El miedo impacta como un rayo y todo se me contrae con lo que veo. Demasiada oxitocina, demasiados vacíos y un escenario que me deja mudo con ella ahí, tendida en el piso, siendo sacudida por los espasmos que avasallan su cuerpo. Los ojos se le van hacia atrás y la espuma emerge de su boca. No me muevo, no respiro, el shock nubla todo mis sentidos.
—¡Hijo! —oigo la voz del hombre que me trajo e intenta socorrerla—. Hay que…

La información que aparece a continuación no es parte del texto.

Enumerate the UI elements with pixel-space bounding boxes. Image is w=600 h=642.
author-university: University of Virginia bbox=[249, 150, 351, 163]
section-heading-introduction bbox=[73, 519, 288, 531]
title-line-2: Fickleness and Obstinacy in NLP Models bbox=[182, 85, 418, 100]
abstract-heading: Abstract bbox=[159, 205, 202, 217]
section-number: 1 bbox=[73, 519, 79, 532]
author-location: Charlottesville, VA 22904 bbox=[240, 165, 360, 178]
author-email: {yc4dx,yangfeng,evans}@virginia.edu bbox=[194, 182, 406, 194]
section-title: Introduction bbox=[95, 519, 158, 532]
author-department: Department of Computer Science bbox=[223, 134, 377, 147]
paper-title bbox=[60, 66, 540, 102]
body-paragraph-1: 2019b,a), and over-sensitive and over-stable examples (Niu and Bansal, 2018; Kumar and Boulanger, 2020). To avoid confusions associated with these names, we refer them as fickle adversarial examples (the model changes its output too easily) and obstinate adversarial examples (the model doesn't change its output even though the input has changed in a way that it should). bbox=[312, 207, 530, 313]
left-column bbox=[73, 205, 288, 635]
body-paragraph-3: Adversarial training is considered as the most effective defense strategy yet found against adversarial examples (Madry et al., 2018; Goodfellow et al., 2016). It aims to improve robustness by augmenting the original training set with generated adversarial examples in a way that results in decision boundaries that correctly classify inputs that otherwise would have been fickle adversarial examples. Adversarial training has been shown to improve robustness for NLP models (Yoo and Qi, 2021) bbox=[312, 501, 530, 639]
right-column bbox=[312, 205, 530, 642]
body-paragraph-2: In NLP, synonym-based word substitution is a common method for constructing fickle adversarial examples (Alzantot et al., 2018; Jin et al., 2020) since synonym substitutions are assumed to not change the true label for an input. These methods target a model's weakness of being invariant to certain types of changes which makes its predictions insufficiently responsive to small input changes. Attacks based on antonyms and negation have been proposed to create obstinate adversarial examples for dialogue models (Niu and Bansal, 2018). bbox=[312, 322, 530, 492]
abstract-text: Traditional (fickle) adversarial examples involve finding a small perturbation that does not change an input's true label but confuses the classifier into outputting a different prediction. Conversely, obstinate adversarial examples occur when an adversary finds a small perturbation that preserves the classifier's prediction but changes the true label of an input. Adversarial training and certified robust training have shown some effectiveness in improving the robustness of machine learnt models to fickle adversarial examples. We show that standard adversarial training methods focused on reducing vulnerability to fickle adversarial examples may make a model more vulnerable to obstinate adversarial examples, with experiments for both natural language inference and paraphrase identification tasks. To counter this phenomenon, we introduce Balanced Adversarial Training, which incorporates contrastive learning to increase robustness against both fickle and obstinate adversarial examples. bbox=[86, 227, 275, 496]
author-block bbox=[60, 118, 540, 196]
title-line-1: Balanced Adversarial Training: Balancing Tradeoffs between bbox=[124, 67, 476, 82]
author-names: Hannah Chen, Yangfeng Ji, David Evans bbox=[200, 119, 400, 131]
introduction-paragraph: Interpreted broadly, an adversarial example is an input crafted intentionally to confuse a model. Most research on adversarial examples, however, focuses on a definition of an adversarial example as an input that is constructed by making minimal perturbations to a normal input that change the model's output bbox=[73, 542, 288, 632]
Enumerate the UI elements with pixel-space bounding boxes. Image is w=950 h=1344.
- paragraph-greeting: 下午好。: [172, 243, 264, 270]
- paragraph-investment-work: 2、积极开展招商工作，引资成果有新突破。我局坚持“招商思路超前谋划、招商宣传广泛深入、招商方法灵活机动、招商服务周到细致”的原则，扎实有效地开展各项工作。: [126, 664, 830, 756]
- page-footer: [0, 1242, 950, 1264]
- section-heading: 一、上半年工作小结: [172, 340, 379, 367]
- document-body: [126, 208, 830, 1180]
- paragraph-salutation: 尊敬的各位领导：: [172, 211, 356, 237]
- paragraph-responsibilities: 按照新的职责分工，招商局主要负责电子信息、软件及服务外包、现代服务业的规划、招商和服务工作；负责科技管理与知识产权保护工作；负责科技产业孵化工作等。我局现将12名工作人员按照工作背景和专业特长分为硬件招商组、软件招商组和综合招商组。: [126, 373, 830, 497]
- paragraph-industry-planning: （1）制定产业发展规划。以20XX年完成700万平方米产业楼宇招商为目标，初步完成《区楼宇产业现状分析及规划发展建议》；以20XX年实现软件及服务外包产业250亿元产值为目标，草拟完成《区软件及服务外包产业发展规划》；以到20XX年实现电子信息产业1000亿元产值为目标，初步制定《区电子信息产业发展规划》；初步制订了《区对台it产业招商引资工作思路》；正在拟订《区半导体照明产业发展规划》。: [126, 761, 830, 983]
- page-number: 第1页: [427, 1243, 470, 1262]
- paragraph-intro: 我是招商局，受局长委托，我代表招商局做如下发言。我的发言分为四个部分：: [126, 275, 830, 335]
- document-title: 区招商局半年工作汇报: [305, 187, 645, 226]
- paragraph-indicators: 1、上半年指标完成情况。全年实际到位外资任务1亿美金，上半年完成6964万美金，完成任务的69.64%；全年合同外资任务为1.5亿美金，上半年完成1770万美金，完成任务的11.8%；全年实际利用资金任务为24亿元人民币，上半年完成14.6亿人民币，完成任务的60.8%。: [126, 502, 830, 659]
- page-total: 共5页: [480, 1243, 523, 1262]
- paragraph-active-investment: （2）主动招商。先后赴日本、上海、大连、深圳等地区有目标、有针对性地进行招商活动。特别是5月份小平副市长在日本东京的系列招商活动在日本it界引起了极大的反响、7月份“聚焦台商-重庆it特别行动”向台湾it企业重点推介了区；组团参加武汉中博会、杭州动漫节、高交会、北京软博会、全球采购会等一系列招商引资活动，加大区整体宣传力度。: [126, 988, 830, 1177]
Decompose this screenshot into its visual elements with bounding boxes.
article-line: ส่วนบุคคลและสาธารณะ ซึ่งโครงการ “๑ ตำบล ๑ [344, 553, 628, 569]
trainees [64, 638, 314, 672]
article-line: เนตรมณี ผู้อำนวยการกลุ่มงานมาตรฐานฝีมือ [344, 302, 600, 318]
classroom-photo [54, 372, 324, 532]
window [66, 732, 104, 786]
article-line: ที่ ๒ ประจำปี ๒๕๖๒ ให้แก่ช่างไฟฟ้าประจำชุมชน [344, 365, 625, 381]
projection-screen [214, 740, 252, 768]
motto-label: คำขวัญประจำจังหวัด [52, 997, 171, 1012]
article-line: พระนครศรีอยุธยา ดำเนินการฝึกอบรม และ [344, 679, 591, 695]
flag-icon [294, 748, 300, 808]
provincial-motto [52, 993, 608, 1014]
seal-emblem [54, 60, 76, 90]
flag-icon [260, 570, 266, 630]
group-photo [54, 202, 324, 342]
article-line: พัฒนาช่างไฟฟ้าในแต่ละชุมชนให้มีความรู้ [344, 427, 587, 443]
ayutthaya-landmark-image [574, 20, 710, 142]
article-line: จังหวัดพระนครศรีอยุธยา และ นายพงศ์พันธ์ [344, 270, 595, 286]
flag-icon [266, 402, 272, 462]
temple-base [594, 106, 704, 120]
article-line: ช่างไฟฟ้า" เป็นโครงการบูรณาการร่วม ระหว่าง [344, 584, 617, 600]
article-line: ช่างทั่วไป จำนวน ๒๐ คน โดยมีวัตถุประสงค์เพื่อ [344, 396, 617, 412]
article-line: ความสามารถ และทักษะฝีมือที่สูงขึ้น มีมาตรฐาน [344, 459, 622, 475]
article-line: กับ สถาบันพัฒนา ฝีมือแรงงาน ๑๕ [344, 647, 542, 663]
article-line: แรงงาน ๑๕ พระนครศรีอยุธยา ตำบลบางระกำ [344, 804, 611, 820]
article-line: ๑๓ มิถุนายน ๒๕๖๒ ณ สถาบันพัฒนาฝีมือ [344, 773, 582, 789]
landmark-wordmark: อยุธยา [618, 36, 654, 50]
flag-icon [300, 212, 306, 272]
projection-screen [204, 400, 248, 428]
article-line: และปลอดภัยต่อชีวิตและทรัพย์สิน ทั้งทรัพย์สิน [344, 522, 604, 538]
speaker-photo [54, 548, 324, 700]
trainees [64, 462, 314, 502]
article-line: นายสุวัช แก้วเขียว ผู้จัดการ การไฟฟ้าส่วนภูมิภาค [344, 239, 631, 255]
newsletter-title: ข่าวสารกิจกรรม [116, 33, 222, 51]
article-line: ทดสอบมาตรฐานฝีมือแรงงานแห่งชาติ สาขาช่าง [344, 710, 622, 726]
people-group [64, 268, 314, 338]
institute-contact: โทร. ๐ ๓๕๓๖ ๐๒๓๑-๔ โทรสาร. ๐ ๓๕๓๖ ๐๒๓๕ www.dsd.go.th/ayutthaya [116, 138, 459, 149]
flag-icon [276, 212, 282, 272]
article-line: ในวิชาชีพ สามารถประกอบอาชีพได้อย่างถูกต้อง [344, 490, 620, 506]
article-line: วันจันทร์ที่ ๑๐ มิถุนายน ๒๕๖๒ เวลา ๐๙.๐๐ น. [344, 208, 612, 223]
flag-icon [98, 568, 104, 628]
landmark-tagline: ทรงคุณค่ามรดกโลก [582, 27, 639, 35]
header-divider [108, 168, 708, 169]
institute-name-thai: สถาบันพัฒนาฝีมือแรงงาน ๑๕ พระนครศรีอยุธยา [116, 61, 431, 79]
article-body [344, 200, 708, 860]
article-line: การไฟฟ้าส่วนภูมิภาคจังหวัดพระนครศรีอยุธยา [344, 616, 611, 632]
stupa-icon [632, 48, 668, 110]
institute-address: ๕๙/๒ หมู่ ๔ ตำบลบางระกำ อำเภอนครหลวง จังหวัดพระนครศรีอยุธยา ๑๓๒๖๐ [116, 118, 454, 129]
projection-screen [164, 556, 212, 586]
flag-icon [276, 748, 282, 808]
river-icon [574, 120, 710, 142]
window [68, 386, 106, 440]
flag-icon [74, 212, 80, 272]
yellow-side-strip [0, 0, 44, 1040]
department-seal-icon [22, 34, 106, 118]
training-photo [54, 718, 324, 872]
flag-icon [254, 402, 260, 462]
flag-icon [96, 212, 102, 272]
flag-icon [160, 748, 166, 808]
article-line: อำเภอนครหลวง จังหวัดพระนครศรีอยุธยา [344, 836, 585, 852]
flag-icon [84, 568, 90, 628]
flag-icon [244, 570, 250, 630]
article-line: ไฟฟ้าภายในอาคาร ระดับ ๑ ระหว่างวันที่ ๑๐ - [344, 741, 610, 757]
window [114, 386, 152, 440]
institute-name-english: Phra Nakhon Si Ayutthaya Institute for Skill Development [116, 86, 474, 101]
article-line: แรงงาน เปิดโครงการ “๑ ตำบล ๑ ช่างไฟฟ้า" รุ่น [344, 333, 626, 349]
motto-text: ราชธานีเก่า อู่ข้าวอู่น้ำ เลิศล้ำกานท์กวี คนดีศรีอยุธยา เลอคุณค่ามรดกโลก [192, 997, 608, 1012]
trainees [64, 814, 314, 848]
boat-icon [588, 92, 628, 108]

Me abalanzo sobre ella y la coloco de lado en lo que tomo las debidas medidas; el momento me hunde, oigo los latidos de mi propio corazón y siento que no puedo respirar, porque todo es como un golpe seco en el estómago, en la sien…, no sé dónde, pero me cuesta conseguir el paso del aire.
—Ya va a pasar. —El anciano pone la mano en mi hombro, en lo que lidio con el desespero que se extiende y me pone a vivir los peores segundos de mi vida.
Me aferro a la tela de la sudadera que Rachel carga y cierro los ojos a la espera de que pase, de que este maldito momento lleno de pánico se disperse. La convulsión cesa poco a poco, su cuerpo deja de sacudirse, queda inconsciente y la alzo en brazos trayéndola conmigo. Los que estaban adentro desaparecieron y los pocos drogadictos que quedan están inconscientes en el piso.
En medio del aguacero me apresuro al auto; el anciano me quita las llaves en el camino y corre a abrirme la puerta.